If you start to share memory buffers from JS to a Service/Web Worker or to a WASM process you may need to do more manual locks. The big family of tools for that is the Atomics global object: https://developer.mozilla.org/en-US/docs/Web/JavaScript/Refe...

But a lot of that is new and rare in JS today.

> the ability to `join` two futures

`Promise.all` and `Promise.any` are the two most common "standard library" combinators. `Promise.all` is the most like Rust `join`.

There are also libraries with even higher-level combinators.

> manage their polling myself

Promises don't poll. JS lives in a browser-owned event loop. Superficially you are in a browser-provided "tokio"-like runtime at all times.

There are some "low-level" tricks you can pull, though in that the Promise abstraction is especially thin compared to Rust Futures. The entire "trait" that async/await syntax abstracts is just the "thenable pattern" in JS. All you need to make a new non-Promise Promise-like is create an object that supports `.then(callBack)` (optionally a second parameter for a catchCallback and/or a `.catch(callBack)`). Though the Promise constructor is also powerful enough you generally don't need to make your own thenable, just implement your logic in the closure you provide to the Promise constructor.

Similarly on the flipside if you need a more complex combinator than Promise.all, and the reason that some higher-level libraries also exist, you just have to build the right callbacks to `.then()` and coordinate what you need to.

It's generally recommended to stick with things like Promise.all, but low level tricks exist.

> I mean even if you say "I can do it", that's great, but how is it surprising?

I think what continues to surprise me is that it sometimes reads like a lack of curiosity for other languages and for the commonalities between languages.

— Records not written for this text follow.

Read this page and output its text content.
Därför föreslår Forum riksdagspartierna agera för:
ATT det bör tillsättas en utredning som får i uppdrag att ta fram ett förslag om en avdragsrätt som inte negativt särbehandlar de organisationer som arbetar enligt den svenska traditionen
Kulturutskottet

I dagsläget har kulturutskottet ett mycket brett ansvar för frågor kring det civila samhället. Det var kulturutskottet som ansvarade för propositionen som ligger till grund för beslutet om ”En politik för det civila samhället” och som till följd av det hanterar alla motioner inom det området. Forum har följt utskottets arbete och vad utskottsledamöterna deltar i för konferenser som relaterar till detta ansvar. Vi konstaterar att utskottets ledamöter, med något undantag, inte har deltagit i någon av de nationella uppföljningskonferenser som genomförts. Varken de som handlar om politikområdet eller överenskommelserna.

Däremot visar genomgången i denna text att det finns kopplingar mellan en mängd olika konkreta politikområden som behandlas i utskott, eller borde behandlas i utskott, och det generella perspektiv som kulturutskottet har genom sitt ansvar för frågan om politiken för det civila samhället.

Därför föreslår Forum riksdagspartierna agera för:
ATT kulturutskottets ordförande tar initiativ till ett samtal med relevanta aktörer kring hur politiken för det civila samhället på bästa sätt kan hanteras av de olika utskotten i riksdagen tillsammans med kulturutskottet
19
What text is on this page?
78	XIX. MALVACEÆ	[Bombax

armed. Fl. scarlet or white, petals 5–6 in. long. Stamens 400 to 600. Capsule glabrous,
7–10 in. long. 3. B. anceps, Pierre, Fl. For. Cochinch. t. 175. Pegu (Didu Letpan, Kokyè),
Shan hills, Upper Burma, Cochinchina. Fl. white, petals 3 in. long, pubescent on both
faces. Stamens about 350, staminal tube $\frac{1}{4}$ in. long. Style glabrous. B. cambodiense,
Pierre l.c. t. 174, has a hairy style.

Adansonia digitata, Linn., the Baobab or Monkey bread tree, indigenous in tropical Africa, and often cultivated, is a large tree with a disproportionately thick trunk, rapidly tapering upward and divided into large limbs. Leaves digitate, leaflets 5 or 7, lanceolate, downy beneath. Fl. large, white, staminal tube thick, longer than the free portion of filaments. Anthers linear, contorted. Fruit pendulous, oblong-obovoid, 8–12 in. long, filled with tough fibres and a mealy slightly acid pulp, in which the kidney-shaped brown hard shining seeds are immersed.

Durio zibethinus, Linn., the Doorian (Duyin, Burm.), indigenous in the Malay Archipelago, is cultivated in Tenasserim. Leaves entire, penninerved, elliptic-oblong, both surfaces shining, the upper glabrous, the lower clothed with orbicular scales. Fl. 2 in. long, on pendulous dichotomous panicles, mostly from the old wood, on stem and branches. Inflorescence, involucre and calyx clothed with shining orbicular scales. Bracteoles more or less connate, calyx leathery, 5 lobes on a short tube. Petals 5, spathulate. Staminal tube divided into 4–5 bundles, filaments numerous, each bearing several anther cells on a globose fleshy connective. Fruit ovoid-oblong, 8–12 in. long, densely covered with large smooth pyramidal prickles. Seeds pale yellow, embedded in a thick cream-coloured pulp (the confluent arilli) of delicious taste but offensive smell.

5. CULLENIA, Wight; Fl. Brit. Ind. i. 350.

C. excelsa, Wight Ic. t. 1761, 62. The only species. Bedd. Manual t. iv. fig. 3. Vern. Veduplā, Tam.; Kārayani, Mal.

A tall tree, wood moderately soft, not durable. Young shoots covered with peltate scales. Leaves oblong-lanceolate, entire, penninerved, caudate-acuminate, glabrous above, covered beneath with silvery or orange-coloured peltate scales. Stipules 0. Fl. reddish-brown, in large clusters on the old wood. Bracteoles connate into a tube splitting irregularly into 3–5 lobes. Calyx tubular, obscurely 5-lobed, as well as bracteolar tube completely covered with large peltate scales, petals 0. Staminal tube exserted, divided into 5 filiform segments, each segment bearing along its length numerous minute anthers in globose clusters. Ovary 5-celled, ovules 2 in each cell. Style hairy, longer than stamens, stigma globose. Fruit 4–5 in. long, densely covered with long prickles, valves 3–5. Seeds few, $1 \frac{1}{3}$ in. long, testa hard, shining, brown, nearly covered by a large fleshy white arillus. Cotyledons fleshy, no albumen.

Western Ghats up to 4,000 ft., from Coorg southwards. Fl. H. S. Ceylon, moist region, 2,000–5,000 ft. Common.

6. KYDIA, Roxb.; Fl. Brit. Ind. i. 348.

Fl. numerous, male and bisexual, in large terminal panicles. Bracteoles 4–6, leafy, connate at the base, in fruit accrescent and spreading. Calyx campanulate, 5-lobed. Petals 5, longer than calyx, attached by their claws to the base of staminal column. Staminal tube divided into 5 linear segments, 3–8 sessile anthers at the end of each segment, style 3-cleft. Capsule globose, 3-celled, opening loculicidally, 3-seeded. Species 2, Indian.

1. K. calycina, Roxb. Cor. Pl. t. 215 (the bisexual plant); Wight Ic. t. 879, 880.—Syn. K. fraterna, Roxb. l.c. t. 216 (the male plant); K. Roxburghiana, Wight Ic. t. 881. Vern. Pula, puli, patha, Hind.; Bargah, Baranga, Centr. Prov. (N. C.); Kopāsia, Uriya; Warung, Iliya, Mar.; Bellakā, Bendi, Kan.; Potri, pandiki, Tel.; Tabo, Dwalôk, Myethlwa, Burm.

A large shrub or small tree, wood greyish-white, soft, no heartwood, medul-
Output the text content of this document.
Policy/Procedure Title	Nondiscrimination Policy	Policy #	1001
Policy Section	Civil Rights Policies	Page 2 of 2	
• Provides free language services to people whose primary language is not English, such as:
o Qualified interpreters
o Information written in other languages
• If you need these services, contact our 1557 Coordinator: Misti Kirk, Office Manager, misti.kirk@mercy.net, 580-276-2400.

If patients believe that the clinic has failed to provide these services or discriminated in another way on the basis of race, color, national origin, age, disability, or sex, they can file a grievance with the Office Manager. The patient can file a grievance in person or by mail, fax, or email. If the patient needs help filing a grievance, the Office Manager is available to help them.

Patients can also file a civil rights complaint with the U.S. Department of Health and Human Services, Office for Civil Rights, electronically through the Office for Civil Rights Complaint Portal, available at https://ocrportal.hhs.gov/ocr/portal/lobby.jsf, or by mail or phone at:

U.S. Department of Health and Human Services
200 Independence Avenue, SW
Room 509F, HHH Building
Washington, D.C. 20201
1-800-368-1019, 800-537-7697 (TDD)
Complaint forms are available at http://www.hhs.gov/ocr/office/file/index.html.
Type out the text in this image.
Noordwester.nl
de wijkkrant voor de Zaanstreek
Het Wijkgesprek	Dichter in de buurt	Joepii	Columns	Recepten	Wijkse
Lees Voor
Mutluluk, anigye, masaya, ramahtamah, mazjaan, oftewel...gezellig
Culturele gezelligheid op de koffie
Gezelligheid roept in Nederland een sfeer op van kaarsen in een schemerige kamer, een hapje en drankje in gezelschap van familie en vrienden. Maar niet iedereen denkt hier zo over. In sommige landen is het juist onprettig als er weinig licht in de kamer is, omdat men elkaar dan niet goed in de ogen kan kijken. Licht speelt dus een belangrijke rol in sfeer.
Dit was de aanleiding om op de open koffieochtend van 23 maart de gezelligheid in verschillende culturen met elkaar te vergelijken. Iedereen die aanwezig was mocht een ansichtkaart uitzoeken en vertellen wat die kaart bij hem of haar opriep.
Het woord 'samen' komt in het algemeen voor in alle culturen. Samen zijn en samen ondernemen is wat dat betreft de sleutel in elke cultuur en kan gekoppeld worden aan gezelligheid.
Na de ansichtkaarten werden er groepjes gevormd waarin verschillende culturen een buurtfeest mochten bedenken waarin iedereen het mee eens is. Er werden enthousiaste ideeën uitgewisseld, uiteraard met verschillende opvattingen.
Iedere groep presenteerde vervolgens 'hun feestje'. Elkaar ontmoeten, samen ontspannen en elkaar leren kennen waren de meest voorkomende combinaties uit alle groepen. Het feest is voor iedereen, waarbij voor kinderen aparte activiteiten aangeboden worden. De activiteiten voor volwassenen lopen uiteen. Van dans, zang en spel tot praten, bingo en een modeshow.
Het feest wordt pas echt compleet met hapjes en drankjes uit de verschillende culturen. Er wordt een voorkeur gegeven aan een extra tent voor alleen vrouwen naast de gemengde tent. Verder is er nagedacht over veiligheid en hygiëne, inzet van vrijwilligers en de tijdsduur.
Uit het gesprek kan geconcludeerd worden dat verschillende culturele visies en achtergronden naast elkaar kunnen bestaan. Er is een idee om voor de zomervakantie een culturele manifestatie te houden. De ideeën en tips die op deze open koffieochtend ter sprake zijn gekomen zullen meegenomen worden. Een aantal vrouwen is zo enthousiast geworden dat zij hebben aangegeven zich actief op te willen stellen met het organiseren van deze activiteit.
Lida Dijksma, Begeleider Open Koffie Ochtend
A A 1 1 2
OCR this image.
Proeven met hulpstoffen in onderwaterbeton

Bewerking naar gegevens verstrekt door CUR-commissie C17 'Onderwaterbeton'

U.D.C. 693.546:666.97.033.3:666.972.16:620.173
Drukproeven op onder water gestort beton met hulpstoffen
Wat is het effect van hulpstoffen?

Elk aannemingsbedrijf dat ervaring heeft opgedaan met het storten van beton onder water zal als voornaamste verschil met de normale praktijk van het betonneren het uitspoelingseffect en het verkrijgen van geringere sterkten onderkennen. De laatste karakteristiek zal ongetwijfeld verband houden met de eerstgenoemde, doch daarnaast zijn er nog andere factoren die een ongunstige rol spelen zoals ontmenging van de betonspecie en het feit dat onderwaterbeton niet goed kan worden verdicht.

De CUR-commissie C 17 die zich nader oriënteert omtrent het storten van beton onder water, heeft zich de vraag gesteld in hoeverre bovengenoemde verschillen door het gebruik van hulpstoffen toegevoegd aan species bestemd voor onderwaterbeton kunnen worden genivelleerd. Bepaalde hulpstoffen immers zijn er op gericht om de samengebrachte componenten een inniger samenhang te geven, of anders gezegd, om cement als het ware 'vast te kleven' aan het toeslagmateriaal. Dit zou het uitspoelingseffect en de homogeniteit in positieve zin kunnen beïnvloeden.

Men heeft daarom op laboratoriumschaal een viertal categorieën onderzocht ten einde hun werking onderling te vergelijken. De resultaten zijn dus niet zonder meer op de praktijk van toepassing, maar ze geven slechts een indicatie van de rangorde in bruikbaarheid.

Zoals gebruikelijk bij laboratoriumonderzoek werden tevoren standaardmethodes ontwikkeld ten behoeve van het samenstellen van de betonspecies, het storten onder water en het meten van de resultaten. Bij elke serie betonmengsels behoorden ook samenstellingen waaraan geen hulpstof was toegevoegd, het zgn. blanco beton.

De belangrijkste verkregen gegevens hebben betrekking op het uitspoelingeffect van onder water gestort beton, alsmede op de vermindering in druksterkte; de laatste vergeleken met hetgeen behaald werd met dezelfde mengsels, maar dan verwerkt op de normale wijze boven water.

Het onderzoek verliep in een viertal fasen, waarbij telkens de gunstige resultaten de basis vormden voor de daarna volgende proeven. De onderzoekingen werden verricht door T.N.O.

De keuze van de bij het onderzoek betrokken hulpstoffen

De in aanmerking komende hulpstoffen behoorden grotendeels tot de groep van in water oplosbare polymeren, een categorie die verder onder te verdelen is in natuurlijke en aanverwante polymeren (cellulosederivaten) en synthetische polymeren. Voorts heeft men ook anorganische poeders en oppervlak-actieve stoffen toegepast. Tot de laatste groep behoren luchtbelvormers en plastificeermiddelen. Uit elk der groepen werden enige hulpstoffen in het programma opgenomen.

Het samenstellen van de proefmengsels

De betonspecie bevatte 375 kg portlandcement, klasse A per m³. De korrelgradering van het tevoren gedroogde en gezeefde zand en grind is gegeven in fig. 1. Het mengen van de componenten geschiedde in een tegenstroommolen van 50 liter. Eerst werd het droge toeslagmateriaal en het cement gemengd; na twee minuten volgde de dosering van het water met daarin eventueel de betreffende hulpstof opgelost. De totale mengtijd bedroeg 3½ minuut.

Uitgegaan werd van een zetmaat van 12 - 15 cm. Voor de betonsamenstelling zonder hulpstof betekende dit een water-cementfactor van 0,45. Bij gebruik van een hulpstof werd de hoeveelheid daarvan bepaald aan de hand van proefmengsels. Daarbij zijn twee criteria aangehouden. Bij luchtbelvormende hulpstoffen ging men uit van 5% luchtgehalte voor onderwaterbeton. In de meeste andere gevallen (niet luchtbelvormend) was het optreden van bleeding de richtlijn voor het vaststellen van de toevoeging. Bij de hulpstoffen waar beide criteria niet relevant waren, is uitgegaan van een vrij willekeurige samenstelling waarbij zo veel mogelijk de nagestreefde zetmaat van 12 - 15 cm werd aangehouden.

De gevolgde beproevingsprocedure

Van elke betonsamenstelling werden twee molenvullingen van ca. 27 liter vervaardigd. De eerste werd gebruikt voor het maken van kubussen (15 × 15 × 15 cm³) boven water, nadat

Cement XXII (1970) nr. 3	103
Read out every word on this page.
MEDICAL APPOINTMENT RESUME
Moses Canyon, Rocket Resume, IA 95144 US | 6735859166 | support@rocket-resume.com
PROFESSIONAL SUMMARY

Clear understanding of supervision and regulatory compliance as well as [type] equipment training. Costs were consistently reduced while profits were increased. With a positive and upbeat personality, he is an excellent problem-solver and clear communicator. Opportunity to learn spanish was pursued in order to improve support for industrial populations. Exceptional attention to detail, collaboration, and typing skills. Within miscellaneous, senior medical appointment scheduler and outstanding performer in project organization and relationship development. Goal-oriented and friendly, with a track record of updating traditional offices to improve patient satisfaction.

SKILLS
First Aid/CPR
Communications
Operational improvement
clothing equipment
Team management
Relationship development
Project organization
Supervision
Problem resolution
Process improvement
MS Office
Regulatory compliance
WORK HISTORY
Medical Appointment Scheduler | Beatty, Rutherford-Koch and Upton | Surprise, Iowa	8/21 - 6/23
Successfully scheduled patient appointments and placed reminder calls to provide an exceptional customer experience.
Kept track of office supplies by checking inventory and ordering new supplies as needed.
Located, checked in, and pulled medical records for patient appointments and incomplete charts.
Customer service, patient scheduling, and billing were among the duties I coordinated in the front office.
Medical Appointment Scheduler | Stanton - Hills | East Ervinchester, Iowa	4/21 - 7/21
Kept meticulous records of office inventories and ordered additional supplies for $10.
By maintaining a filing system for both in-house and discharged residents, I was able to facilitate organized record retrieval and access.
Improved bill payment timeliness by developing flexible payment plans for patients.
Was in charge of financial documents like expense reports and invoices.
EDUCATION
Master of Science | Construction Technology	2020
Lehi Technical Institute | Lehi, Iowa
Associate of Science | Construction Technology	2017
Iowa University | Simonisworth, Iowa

Any GC language is built on the same exact kind of building blocks as "lower level" languages. There is a learning curve involved in reasoning about a GC language, but I don't think it should seem like a steep one. The vocabulary has strong overlaps: value types and stack allocated; reference types and heap allocated; references and pointers. The intuitions of one often benefit the other ("this is a reference type, can I simplify what I need from it inside this loop to a value type or two to keep it stack allocated or would it make more sense to preallocate a pool of them?"). Just because you don't have access to the exact same kinds of low level tools doesn't mean that they don't exist or that you can't learn how to take what you would do with the low level tools and apply them in the higher level space. (Plus tools like C#'s Span<T> and Memory<T> work where the low level tools themselves are also starting to blur more together than ever before.)

It just takes a little bit of curiosity, I think, to ask that next question of "how does a GC language stack allocate?" and allowing that to lead you to more of the vocabulary. Hopefully, I've done an okay job in this post illustrating that.